CD Duo Praxedis | John Thomas – Complete Duos for Harp and Piano Volume 3
(toccata classics)
Der walisische Komponist John Thomas (1826-1913) war nicht nur ein herausragender Harfenist am Hof von Königin Victoria, sondern auch ein äußerst begabter Arrangeur und Komponist. Seine Fähigkeit, die Harfe sowohl als Soloinstrument als auch im Duett mit dem Klavier zu verwenden, macht ihn zu einem prädestinierten Sujet für das Duo Praxedis, das sich aktuell mit einer ganzen Reihe von Erstaufnahmen für das britische Label Toccata Classics diesem Werk widmet. Dieses Schweizer Duo, bestehend aus der Harfenistin Praxedis Hug-Rütti und ihrer Tochter, der Pianistin Praxedis Geneviève Hug, engagieren sich seit vielen Jahren für die Neubelebung der vor allem im späten 18. und frühen 19. Jahrhundert äußerst beliebten Duo-Besetzung „Harfe plus Klavier“ – mittlerweile liegen circa 15 Tonträger vor. Mit einer vergleichbaren Gründlichkeit und Kontinuität muss der Waliser John Thomas vorgegangen sein, als er sich das ganze vorhandene Musikrepertoire seiner Zeit für seine Harfe und eben auch ein begleitendes Klavier passend machte. Das Volume 3 stellt explizit John Thomas‘ intensiven Bezug zur Opernwelt heraus.

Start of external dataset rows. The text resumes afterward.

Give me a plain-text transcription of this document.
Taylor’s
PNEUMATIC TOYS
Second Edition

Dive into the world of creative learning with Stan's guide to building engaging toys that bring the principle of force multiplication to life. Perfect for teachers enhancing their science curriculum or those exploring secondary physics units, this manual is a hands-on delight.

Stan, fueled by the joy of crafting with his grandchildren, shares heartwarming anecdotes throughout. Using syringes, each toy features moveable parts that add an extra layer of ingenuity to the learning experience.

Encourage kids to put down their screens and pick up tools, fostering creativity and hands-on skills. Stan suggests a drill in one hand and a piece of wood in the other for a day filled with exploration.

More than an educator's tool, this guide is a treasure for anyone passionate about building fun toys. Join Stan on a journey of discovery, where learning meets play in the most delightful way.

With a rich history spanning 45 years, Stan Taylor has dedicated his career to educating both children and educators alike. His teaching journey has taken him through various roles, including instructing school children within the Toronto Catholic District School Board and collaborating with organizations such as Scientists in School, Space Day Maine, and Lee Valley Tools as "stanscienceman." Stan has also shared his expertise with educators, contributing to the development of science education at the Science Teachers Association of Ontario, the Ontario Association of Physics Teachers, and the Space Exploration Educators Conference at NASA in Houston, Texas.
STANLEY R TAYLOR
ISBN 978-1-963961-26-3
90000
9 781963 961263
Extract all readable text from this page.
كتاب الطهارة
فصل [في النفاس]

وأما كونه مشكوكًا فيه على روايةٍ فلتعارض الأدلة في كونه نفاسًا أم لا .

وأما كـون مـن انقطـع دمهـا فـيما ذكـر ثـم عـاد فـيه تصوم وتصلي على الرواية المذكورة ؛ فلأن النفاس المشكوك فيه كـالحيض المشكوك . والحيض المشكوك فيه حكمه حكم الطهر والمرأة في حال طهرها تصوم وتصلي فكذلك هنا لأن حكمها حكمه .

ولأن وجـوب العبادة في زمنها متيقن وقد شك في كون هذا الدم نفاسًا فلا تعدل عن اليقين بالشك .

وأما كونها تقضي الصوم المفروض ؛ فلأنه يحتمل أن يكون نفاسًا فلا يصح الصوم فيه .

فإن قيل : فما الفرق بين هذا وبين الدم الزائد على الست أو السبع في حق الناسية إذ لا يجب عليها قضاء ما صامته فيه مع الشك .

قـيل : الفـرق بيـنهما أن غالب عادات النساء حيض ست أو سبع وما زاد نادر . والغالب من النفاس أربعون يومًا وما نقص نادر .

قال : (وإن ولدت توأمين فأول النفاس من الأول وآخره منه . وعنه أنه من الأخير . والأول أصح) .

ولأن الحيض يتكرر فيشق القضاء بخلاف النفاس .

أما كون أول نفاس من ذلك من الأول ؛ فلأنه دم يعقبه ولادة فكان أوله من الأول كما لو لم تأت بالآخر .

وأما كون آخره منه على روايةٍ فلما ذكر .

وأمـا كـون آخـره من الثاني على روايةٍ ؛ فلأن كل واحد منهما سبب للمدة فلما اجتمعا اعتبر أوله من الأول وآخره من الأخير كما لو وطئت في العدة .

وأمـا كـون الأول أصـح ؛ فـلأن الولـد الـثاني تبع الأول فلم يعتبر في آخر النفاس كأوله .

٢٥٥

Thomas widmete sich ausgiebig Komponisten wie Charles Gounod, Julius Benedict, Giuseppe Verdi und Gioacchino Rossini, aber er mischte sich auch selbst als Komponist ein, was auf der vorliegenden Aufnahme ebenfalls dokumentiert ist. Ein Duett aus Charles Gounods Faust ist ein Beispiel dafür, wie musikalische Motive oder Themen aus der großen Welt der Oper in der Kombination aus Harfe und Klavier eine neue, verfeinerte Dramaturgie entfalten und wie das Duo Praxedis die emotionale Intensität und den dramatischen Ausdruck in der eigenen viel leichtfüßigeren Klangpalette zu erfassen weiß. „Miserere“ aus „Il Trovatore“ von Giuseppe Verdi ist eine berührende Arie, die die tiefen emotionalen Qualen der Hauptperson aufzeigt. Auch hier konzentriiert das neue Arrangement für Harfe und Klavier die emotionale Intensität des Originals. In einer Bearbeitung von „Il balen del suo sorriso – Di tale amor“ aus Verdis „Il Trovatore“ treiben die beiden Schweizerinnen die lyrische Schönheit und Leidenschaft auf die Spitze. Tiefe und Intimität mit leisen Tönen zu erzeugen, aber auch mit viel zupackender Dynamik aufzutrumpfen, wenn es angezeigt ist – das ist ohnehin die Spezialität dieser beiden so sehr aufeinander eingeschworenen Musikerinnen. „Dal tuo stellato soglio“ ist eine ergreifende Arie aus Rossinis Oper „Mosè in Egitto“, in der auch viel spirituelle Tiefe lebt. Festlich geht es zu Sache im „Coronation March“, in dem John Thomas selbst auf die königliche Krönungszeremonie anspielt. Ganz anders, nämlich viel anmutiger, spielt das Duo Praxedis in einem Walzer von Luigi Venzago auf, den John Thomas für Harfe und Klavier arrangiert hat. Dies sind nur einige Beispiele, in welchen die weitgespannte Palette dieser Erstaufnahmen und die feine Interpretationskultur des Duo Praxedis anschaulich wird. Auf jeden Fall ist dieses Volume drei ein anregendes Hörerlebnis, bei dem die ganze reiche Darstellungslust des Musiktheaters überzeugend in die leichtfüßige Interaktion von Klavier und Harfe einfließt.